Bayer amends Schering takeover offer
Acceptance period for Schering stockholders extended by two weeks
"The extension of the acceptance period enables all Schering stockholders to accept our attractive offer within the next two weeks," commented Bayer AG Management Board Chairman Werner Wenning.
The takeover offer continues to be subject to the condition that the minimum acceptance threshold of 75 percent is reached by the end of the acceptance period. The offer price of EUR 86 in cash per Schering share also remains unchanged. The offer is thus approximately 61 percent above the unweighted 12-month average price and some 39 percent above the closing price of Schering shares before the first takeover rumors surfaced.

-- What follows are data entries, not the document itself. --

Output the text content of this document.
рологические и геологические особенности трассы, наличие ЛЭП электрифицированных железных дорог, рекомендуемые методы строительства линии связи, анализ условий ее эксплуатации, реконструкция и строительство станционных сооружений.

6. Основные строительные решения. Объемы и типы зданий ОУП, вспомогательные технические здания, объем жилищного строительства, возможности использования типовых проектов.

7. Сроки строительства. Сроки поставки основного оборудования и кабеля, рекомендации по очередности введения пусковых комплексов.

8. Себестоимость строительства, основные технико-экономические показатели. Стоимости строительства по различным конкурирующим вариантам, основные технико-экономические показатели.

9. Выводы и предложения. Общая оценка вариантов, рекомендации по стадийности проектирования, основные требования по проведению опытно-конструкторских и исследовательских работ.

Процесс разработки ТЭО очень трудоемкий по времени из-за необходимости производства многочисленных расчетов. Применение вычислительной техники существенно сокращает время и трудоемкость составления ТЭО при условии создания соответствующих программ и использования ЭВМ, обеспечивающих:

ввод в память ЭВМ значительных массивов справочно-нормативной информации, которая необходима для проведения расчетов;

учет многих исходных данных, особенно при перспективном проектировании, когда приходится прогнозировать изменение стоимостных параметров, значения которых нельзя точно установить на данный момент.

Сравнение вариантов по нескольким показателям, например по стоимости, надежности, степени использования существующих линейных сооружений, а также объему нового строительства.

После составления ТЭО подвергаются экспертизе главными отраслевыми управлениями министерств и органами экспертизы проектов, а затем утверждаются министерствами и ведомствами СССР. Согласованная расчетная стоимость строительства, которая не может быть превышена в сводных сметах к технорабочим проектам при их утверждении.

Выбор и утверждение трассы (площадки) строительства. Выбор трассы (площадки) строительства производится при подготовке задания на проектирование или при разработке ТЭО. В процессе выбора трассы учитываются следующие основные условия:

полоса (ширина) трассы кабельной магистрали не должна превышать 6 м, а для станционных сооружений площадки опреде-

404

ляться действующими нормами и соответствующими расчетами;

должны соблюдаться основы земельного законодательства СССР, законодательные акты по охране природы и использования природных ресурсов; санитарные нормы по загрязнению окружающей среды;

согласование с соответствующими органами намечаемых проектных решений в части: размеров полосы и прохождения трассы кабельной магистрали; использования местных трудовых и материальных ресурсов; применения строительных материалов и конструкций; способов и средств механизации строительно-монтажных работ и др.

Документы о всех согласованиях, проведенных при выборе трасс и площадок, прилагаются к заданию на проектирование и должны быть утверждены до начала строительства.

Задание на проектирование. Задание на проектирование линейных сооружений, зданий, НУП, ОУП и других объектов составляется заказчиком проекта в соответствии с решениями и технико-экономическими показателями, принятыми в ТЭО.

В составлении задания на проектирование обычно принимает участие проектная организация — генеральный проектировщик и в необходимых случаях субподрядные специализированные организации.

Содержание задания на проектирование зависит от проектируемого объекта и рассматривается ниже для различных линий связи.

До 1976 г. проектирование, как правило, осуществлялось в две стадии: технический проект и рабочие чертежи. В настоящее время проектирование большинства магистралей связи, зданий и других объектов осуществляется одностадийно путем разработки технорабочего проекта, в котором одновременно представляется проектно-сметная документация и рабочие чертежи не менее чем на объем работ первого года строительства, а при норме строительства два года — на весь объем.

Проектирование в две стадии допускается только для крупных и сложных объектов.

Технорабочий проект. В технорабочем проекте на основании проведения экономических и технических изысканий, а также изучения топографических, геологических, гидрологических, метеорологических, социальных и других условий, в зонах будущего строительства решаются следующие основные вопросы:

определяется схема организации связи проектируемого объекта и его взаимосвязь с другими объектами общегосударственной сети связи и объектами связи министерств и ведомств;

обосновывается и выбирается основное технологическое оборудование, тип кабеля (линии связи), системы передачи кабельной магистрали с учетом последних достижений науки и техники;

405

Bayer published the takeover offer for Schering on April 13, 2006. Since then good progress has been made, including the receipt of unconditional approvals from the E.U. Commission and the U.S. antitrust authorities. Furthermore, the number of Schering shares being tendered for sale has further increased over the past few days. As of Monday, May 29, 2006, 18:00 hours CEST, the acceptance rate was 18.49 percent. In addition, Allianz AG, which holds 11.4 percent of the shares and is thus Schering's largest stockholder, has publicly announced its intention to accept the offer. Bayer is therefore convinced that the acquisition of Schering will be successfully completed.